Ne avevamo sentito parlare parecchio di questo evento. Essendoci di mezzo i ragazzi di Metalitalia, partner principale del fest, era assolutamente d’obbligo fare un viaggetto in quel di Bagnatica (BG) per capire bene con cosa avessimo a che fare. Sembra proprio di respirare un’aria europea non appena scesi dalla macchina: ad accoglierci un campeggio (gratuito per i possessori del biglietto) completo di metalloni che non temono certo il sole e il caldo di questi giorni. Fortunatamente un bell’acquazzone estivo darà un po’ di tregua ai presenti, giusto prima che il piatto forte della serata (leggere Kampfar, Arkone e Carcass) venisse servito.
L’intero festival si svolge all’interno di un’area davvero ben organizzata tra stage, birreria artigianale, punto ristoro e qualche stand dedicato a musica e abbigliamento. E sì, al contrario di altri eventi organizzati in Italia qui c’è anche l’acqua corrente. Fresca. Insomma nei momenti di cambio stage non c’è modo di annoiarsi. Il pubblico è parecchio e la tensione nell’area sale costantemente fino a esplodere con l’arrivo sul palco (in leggero ritardo sulla tabella di marcia, a essere sinceri) di Jeff Walker e compagni.

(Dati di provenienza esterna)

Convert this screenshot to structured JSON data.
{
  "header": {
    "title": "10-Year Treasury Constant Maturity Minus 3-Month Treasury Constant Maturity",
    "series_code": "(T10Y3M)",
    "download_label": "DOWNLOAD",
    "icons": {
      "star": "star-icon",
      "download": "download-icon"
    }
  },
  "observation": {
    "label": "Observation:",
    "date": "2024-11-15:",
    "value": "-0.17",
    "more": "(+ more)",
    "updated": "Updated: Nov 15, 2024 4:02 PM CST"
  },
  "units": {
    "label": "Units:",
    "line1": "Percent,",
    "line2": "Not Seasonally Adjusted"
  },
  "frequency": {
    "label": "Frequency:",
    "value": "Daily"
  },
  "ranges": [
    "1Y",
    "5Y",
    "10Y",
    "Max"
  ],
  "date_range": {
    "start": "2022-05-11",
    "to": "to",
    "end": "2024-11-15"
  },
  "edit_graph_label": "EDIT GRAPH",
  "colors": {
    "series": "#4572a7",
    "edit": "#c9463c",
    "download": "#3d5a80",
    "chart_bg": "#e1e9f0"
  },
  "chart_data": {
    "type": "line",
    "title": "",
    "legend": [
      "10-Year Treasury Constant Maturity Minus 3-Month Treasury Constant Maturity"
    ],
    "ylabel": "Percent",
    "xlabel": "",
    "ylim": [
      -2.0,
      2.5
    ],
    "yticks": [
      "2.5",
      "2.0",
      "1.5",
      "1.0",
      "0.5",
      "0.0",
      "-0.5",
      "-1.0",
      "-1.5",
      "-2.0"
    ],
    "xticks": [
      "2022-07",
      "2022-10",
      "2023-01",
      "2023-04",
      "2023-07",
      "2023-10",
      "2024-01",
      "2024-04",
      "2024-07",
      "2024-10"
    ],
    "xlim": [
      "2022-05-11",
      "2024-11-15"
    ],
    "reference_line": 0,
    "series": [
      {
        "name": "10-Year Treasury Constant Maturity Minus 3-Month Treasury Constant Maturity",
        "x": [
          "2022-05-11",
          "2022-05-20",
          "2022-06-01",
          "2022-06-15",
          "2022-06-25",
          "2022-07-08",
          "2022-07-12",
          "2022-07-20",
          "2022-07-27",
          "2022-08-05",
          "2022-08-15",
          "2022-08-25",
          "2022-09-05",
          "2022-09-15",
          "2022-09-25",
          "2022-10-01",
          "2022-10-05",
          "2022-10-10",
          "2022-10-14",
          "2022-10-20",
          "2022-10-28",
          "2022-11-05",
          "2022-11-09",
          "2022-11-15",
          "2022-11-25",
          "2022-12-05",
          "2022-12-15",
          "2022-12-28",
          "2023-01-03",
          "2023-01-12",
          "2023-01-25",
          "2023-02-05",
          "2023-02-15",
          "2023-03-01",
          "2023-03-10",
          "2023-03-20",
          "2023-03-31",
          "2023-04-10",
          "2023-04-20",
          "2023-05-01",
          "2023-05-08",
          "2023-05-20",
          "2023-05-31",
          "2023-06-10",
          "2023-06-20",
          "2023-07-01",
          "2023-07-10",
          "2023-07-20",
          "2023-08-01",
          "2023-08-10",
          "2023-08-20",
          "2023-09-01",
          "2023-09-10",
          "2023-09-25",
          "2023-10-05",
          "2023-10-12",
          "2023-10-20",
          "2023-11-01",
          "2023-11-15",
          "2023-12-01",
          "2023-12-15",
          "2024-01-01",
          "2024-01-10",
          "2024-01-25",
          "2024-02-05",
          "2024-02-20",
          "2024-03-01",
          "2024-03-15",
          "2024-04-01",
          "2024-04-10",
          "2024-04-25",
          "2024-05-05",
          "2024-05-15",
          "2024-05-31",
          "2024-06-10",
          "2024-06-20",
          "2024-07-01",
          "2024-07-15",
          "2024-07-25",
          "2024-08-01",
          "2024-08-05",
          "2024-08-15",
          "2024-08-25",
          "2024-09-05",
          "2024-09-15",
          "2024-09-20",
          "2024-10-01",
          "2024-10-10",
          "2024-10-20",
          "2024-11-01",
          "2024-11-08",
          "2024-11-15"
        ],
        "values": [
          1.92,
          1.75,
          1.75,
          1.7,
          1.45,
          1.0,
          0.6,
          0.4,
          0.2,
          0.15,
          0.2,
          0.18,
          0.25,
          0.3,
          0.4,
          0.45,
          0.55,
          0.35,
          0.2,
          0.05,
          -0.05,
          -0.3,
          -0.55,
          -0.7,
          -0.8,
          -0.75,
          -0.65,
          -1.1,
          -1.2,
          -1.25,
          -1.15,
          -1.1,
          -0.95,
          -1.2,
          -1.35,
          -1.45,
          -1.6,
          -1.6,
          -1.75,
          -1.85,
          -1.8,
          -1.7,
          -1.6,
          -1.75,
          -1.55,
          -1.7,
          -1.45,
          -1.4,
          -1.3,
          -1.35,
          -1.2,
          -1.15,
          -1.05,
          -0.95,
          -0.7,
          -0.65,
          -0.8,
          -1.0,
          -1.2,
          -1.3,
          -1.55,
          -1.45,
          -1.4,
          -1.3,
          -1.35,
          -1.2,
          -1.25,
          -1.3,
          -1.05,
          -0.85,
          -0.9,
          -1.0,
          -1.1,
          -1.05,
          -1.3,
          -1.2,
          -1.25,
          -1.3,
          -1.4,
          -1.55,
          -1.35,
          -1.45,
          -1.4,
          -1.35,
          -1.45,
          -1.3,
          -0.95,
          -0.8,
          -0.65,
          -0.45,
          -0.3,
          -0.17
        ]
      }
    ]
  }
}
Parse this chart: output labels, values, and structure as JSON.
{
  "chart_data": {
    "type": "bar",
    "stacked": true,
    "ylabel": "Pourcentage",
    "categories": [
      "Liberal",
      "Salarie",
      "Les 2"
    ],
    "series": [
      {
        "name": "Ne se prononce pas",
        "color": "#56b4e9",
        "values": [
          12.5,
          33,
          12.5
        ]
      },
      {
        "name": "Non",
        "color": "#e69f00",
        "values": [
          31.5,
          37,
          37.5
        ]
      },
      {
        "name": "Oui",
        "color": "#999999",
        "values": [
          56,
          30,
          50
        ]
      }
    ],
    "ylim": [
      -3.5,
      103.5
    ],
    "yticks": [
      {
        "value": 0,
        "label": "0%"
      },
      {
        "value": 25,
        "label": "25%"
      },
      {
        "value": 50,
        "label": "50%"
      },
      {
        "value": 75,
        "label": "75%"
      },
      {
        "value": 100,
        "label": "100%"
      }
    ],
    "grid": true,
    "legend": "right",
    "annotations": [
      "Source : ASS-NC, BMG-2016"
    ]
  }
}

Al primo riff di chitarra il pubblico viene catapultato nella prima metà degli anni novanta, trascinato dal caratteristico ringhio di Jeff che scarica sulla folla in delirio un vero e proprio best of marchiato Carcass. La resa sonora dei Nostri è stata accettabile dopo qualche problema iniziale, la risposta più massiccia dei presenti è ovviamente per i pezzi di “Heartwork”, tuttavia la simbolica “Incarnated Solvent Abuse”, estratta da “Necroticism – Descanting the Insalubrious”, ha scatenato un putiferio sotto il palco senza pari. Da segnalare anche il sing-along durante il medley “Black Star/Keep On Rotting in the Free World”, doppietta proveniente dal poco apprezzato sfortunato “Swansong”. Settanta minuti scarsi sparati senza sosta, per uno show che non ha fatto prigionieri e nemmeno regalato bis. Ma questa volta va benissimo così.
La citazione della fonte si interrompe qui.